What kinds of applications can make good use of a graph database? Applications where it’s useful to find patterns of relationships between data items. This is not every database application – it’s no accident that relational databases are so popular – but there are many significant graph applications which cannot be analyzed accurately and efficiently via relational databases:
- In many intelligence and law enforcement applications, it’s important to look for a pattern of events. Any one of the events may look innocuous, but the view of all of them together, and how they are directly or indirectly related to each other, is ominous. Chief Bad Guy sends an email to Bad Guy A, makes a phone call to Bad Guy B and sends a courier message to Bad Financier. Bad Guy A takes a train to Berlin. Bad Guy B takes a flight to Berlin. Bad Financier wires money to Bad Guy C. Bad Guy C lives in Berlin. Bad Guys A and B take a flight from Berlin to Atlanta.
- Similarly, investment banks guarding against insider trading have to look for a suspicious pattern of actions, not necessarily any single action. Investment Banker A gets insider information about Stock S. Banker A sends email to Joe IT, an information technologist at the same bank. Joe IT phones Banker A. At close of business, Banker A and Joe IT badge out within seconds of each other. That night, Joe IT makes a purchase of Stock S.
- The bioinformatics research community has largely adopted graph databases and the SPARQL query language. They are a natural fit to the huge network of relationships between all the chemicals present in the human body. One of our bioinformatics customers traced a chain of “this interacts with this” relationships from a drug designed to combat AIDS, via various proteins, human cells and other molecules, out to a discovery that the same drug might be effective against breast cancer.
- Many vendors of consumer products have become interested in social network analysis (SNA). This has to do with constructing a graph of relationships between people. Facebook is an example of a social network, with its links between people and their friends.
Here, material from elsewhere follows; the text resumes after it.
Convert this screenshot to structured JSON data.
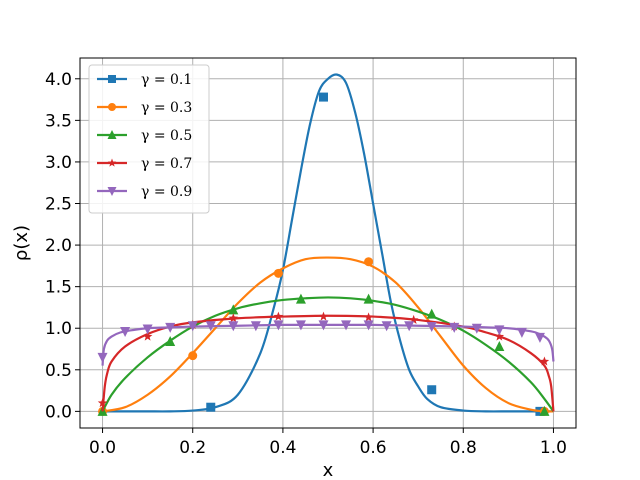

Graph searches might reveal which person is probably influential over his/her friends, which groups of friends share a common interest, and so on – which could lead to some very sophisticated, highly targeted marketing strategies.
Okay, that’s a quick look at why graph databases are worth considering. Basically it sums up to the fact that graph databases can answer complex questions that relational databases can’t. A truly sophisticated, effective analytics environment will include both relational and graph databases.